Scandalgate

Columnist Rob Brown looks at how the suffix for scandal has played out in B.C.

Nixon sent his plumbers to the Watergate Hotel. In the aftermath, “gate” became a suffix for scandal. When a kickback scheme involving the Nanaimo Commonwealth Holding Society and its creator, Dave Stupich, was uncovered by the RCMP two decades after the fact, the provincial press – apparently unconcerned about the ethical implications of calling the affair a scandal before the allegations were proved – dubbed it “Bingogate,” then proceeded to use up a vat of ink trying to link the debacle to the current New Democrat government and Mike Harcourt.

Harcourt did the honourable thing and expeditiously appointed Ted Hughes QC to head up an independent inquiry into the matter. Much to the chagrin of the provincial media, the inquiry found that the province’s 30th premier and his fellow New Democrats had no connection with the scandal and to a rapidly failing 77 year-old Stupich.

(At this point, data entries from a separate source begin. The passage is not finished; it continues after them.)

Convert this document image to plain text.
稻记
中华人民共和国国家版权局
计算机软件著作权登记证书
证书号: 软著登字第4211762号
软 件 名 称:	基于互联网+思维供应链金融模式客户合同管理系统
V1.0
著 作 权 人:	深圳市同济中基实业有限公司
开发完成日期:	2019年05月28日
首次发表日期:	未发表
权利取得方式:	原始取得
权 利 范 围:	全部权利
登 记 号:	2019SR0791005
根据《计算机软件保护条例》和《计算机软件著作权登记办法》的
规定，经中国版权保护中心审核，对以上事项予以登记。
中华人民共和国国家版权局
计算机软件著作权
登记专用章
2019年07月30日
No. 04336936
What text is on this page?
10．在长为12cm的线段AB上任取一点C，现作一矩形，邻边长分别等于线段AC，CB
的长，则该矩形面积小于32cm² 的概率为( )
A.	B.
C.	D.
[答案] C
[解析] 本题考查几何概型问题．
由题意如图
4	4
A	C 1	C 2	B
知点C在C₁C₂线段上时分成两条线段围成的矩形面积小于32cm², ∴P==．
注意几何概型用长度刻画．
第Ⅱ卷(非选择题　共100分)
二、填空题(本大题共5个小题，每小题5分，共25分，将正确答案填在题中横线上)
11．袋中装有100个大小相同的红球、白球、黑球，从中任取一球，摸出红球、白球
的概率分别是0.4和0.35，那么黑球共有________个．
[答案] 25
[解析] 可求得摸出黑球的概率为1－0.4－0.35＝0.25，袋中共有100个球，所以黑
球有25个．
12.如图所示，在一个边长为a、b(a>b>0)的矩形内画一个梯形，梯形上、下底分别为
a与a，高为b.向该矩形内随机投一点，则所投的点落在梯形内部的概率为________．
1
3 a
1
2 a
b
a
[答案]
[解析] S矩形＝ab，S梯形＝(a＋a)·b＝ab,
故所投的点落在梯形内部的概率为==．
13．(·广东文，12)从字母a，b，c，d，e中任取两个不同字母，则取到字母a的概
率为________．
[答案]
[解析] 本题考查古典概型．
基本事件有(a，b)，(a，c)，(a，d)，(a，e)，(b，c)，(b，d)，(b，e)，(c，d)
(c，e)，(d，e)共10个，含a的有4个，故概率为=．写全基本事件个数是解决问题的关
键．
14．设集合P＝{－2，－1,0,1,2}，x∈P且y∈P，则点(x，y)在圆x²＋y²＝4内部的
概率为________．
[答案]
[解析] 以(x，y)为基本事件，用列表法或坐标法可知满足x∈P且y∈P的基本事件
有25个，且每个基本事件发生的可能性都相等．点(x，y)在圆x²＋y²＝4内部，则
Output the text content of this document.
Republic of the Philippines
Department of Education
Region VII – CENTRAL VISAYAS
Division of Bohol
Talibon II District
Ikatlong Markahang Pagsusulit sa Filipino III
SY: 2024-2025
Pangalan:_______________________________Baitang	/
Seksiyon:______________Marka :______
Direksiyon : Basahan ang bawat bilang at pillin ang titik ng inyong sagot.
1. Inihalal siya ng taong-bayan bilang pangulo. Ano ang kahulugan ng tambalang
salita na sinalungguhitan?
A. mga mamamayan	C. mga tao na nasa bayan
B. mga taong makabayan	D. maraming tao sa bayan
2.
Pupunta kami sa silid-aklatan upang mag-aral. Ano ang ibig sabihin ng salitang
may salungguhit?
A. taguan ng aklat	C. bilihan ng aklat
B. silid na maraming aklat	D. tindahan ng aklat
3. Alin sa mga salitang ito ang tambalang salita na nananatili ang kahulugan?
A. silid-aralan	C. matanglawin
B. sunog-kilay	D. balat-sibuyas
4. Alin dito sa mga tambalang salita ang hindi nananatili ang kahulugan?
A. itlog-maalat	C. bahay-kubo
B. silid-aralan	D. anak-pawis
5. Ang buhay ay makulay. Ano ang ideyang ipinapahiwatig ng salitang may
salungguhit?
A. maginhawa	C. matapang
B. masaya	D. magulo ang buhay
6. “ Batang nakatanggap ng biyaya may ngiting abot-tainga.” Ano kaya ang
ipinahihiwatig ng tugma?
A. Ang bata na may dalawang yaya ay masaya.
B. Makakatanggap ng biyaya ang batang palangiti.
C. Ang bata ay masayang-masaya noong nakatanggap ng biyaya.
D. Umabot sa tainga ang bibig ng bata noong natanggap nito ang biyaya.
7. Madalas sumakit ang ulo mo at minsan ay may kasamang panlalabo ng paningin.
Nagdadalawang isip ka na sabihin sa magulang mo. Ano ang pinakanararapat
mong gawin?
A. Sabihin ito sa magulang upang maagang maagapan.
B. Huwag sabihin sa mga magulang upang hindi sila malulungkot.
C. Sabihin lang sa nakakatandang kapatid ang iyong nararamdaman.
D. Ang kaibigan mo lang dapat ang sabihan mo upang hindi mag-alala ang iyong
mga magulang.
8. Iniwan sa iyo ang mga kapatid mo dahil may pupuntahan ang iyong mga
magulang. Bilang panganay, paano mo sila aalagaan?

Then came “Casinogate”, when the intrepid provincial news media turned a backyard conversation between Glenn Clark and his East Van neighbour into a putative scandal where the NDP premier supposedly intervened and secured a casino licence for the North Burnaby Inn.

Far more titillating than Bingogate, Casinogate had the RCMP flying to the US to obtain a search warrant from a vacationing judge, then returning to invade the premier’s home to discover reporters and TV cameras already there to record the event. It was the first time in the history of this country when the home of a political leader was invaded. As former National NDP leader, Dave Broadbent, pointed out in an op ed piece reprinted in the Vancouver Sun at the time, how the cops came to be rooting through the Clark home was the real scandal and should have been the subject of an independent public inquiry.

Much later, after much damage had been done to Clark’s reputation, the issue reached the BC supreme court where Justice Elizabeth Bennett ruled that Clark had done nothing illegal.

While the Monty Pythonesque shenanigans of Casinogate were unfolding, a group of  voters maintained the NDP had obtained their votes fraudulently. Claiming they wouldn’t have voted for the New Democrat candidates if they had known the surplus the government forecast would actually turn out to be a deficit, the disgruntled voters called themselves “Help BC” and sought to overturn the election results in three Prince George ridings.

Once again the big dailies in Vancouver and private TV stations prejudged the flimsy case and christened it the “Fudge-it Budget.” The issue had long disappeared from the front pages when British Columbia Supreme Court Judge Mary Humphries ruled that there was no evidence that the finance minister Elizabeth Cull and Glenn Clark lied about anything, and threw the nuisance suit out.

Ironically BC’s most successful businessman, Jimmy Pattison, didn’t hold the vlew that Clark couldn’t handle money, was dishonest, and a poor leader. He hired the former premier almost as soon as the latter left office, and Clark now heads up the Jim Pattison Group.

It wasn’t until Gordon Campbell and his neo-conservative Liberals mined the media magic that created the faux New Democrat scandals and used the proceeds to assume the reigns of government that we had a real bona-fide scandal, and the biggest ever – the $1 billion privatization of BC Rail.

For the first time in history, the cops raided the government offices. Prominent politicians, like Glen’s namesake, Christy, and Gary Farrell-Collins, fled government for the private sector.

David Basi and Bob Virk, the ministerial aides to then finance minister Gary Collins and then transportation minister Judith Reid, defended themselves against charges of breach of trust and fraud for six years then made a surprise guilty plea bargain when their trial had heard just two of a likely 40 witnesses.

The scandal is still shrouded in mystery and you and I await a full and honest accounting in the form of a public inquiry. The NDP, had they been elected, would have given us one. Christy Clark, in what sure looks like a tacit admission of complicity in the whole Rail Tale, won’t. But, this isn’t the saddest thing about the surprise result of the last election. The saddest thing is we are now saddled with a premier who lacks the economic vision, and leadership skills of Glen Clark.

While the Saudis, and Chinese, and the investors for the giant pension funds, understand the downstream effects of climate change and the consequent dramatic increase in the value of agriculture and water and are investing heavily in it, and when the Californian breadbasket is under threat after three years of unprecedented drought, our benighted leader is all in for mining, fracking, and LNG, the carbon intensive kinds of enterprises that have brought us to this dangerous place. Which brings us back to Dave Stupich.

Bingogate notwithstanding, Stupich was an able and effective politician among whose considerable achievements was a central role in the creation of the Agriculture Land Reserve in this province almost 60 years ago.

Just when the farm land in the Peace is about to be more valuable than ever, Christy and pals are proposing to drown it thereby making the largest withdrawal from the ALR since its inception. 

If she worked for the Pattison Group and demonstrated economic ineptitude like this, I’d wager Glen would fire her.